'Goodfellas': Why the Editor Knowingly Left a Major Continuity Error in the Movie

'Goodfellas': Why the Editor Knowingly Left a Major Continuity Error in the Movie

There are film fans out there who consider Goodfellas (1990) the perfect movie. Between the incredible (mostly true) story, the performances up and down the cast, and Martin Scorsese’s bravura direction, you can certainly see the argument.

As for the film being technically perfect, you can shut down that conversation fairly easily. In fact, three-time Oscar-winner Thelma Schoonmaker, who edited Goodfellas, would be the first to admit to lapses in continuity.

When a fellow film editor wondered why she’d left a certain continuity flub in the film, Schoonmaker didn’t know what he was talking about. “Which continuity error?” she recalled him asking in a 2014 Film Comment interview. “We have tons of them.”

For Schoonmaker and Scorsese, mistakes of that variety were acceptable if it meant the difference between good and great performances by actors in the scene. And they’d leave them in on purpose, as they did in Goodfellas.
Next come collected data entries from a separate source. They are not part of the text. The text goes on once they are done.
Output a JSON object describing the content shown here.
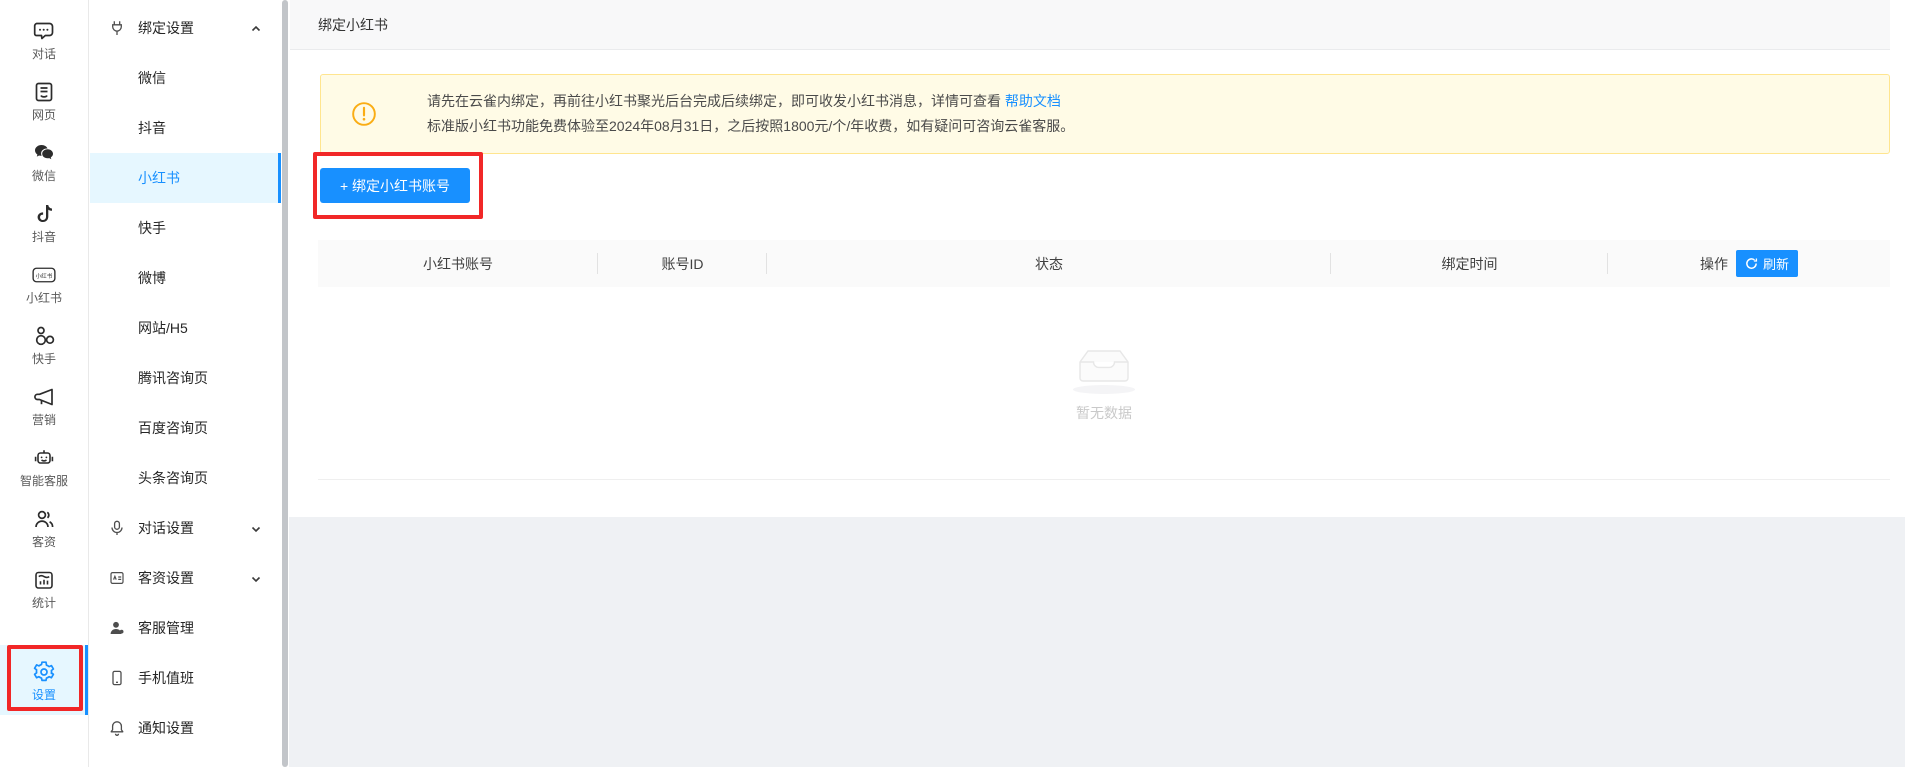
{
  "app": {
    "page_title": "绑定小红书"
  },
  "primary_sidebar": {
    "items": [
      {
        "label": "对话",
        "icon": "chat-icon"
      },
      {
        "label": "网页",
        "icon": "webpage-icon"
      },
      {
        "label": "微信",
        "icon": "wechat-icon"
      },
      {
        "label": "抖音",
        "icon": "douyin-icon"
      },
      {
        "label": "小红书",
        "icon": "xiaohongshu-icon"
      },
      {
        "label": "快手",
        "icon": "kuaishou-icon"
      },
      {
        "label": "营销",
        "icon": "megaphone-icon"
      },
      {
        "label": "智能客服",
        "icon": "robot-icon"
      },
      {
        "label": "客资",
        "icon": "people-icon"
      },
      {
        "label": "统计",
        "icon": "stats-icon"
      },
      {
        "label": "设置",
        "icon": "gear-icon",
        "active": true
      }
    ]
  },
  "secondary_sidebar": {
    "groups": [
      {
        "label": "绑定设置",
        "icon": "plug-icon",
        "state": "expanded",
        "children": [
          "微信",
          "抖音",
          "小红书",
          "快手",
          "微博",
          "网站/H5",
          "腾讯咨询页",
          "百度咨询页",
          "头条咨询页"
        ],
        "active_child": "小红书"
      },
      {
        "label": "对话设置",
        "icon": "microphone-icon",
        "state": "collapsed"
      },
      {
        "label": "客资设置",
        "icon": "idcard-icon",
        "state": "collapsed"
      },
      {
        "label": "客服管理",
        "icon": "person-icon"
      },
      {
        "label": "手机值班",
        "icon": "phone-icon"
      },
      {
        "label": "通知设置",
        "icon": "bell-icon"
      }
    ]
  },
  "banner": {
    "line1": "请先在云雀内绑定，再前往小红书聚光后台完成后续绑定，即可收发小红书消息，详情可查看",
    "link": "帮助文档",
    "line2": "标准版小红书功能免费体验至2024年08月31日，之后按照1800元/个/年收费，如有疑问可咨询云雀客服。"
  },
  "actions": {
    "bind_button": "+ 绑定小红书账号",
    "refresh_button": "刷新"
  },
  "table": {
    "columns": [
      "小红书账号",
      "账号ID",
      "状态",
      "绑定时间",
      "操作"
    ],
    "rows": [],
    "empty_text": "暂无数据"
  },
  "colors": {
    "accent_blue": "#1890ff",
    "selected_bg": "#e6f7ff",
    "banner_bg": "#fffbe6",
    "banner_border": "#ffe58f",
    "warning_orange": "#faad14",
    "annotation_red": "#f12727",
    "page_gray": "#eff1f4"
  }
}
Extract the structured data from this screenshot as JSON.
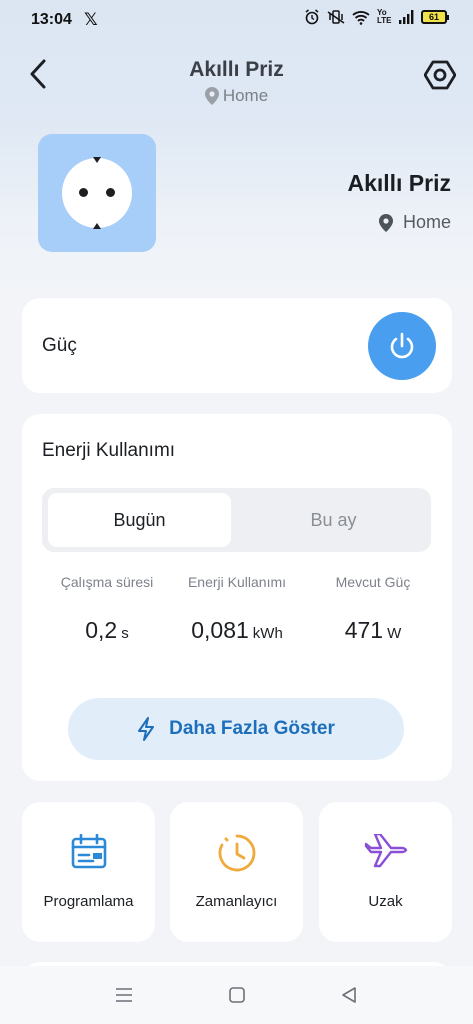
{
  "status_bar": {
    "time": "13:04",
    "x_logo": "𝕏",
    "network_label": "Yo LTE",
    "battery": "61"
  },
  "header": {
    "title": "Akıllı Priz",
    "location": "Home"
  },
  "device": {
    "name": "Akıllı Priz",
    "location": "Home",
    "tile_color": "#a7cdf9"
  },
  "power": {
    "label": "Güç",
    "button_color": "#4a9ef0"
  },
  "energy": {
    "title": "Enerji Kullanımı",
    "tabs": [
      {
        "label": "Bugün",
        "active": true
      },
      {
        "label": "Bu ay",
        "active": false
      }
    ],
    "stats": [
      {
        "label": "Çalışma süresi",
        "value": "0,2",
        "unit": "s"
      },
      {
        "label": "Enerji Kullanımı",
        "value": "0,081",
        "unit": "kWh"
      },
      {
        "label": "Mevcut Güç",
        "value": "471",
        "unit": "W"
      }
    ],
    "more_button": "Daha Fazla Göster"
  },
  "features": [
    {
      "label": "Programlama",
      "icon": "calendar-icon",
      "color": "#2a8ad8"
    },
    {
      "label": "Zamanlayıcı",
      "icon": "timer-icon",
      "color": "#f0a93b"
    },
    {
      "label": "Uzak",
      "icon": "airplane-icon",
      "color": "#8a4fd6"
    }
  ]
}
‘Goodfellas’ has a glaring continuity error in a scene featuring Paul Sorvino and Tony Darrow

As Paul Cicero, the boss of the outer-borough crew in Goodfellas, Paul Sorvino delivered a commanding (and often overlooked) performance. And in his scene with Henry Hill (Ray Liotta) and restaurant owner Sonny Bunz (Tony Darrow), Sorvino shines.

The three of them are talking because Tommy DeVito (Joe Pesci) has brutalized Sonny, who worries Tommy will kill him. Darrow himself does fine work in the scene, pleading his case about being treated “like half a f*g” and potentially “becoming an M.I.A.”

The conversation goes on for more than two minutes. When Paulie asks what Sonny wants from him, Sonny asks him to take a piece of the restaurant. They’ll be partners, he says. (That would guarantee his protection.) At first, Paulie laughs off the idea but eventually agrees to it.

Toward the end of this chat (when Paulie says, “It’s not even fair”), the audience sees him from the back of his head. And you can see Paulie has a cigar in his mouth. But when he finishes the sentence and the point of view switches back to Paulie’s face, he doesn’t have the cigar in his mouth.

Martin Scorsese and Thelma Schoonmaker kept the error in to preserve the great performances

While Schoonmaker has won three Oscars for her editing, she’s received eight nominations. And Goodfellas was one she didn’t win after being nominated. In Film Comment, Schoonmaker recounted her exchange with Neil Travis, who won the Oscar for editing Dances with Wolves.

Travis couldn’t get over why Schoonmaker left the flub in Goodfellas. But she didn’t regret it for a second. “It was much more important for us to get this beautiful performance by this untrained actor [Darrow] than to worry about where the cigar is in Paul Sorvino’s [mouth],” she said.

“One doesn’t want to do that,” Schoonmaker continued. “One would hope not to do that. But if the choice comes between a beautiful, clean line and a laugh, we would always go for the laugh.” No fan of Goodfellas can argue with that logic.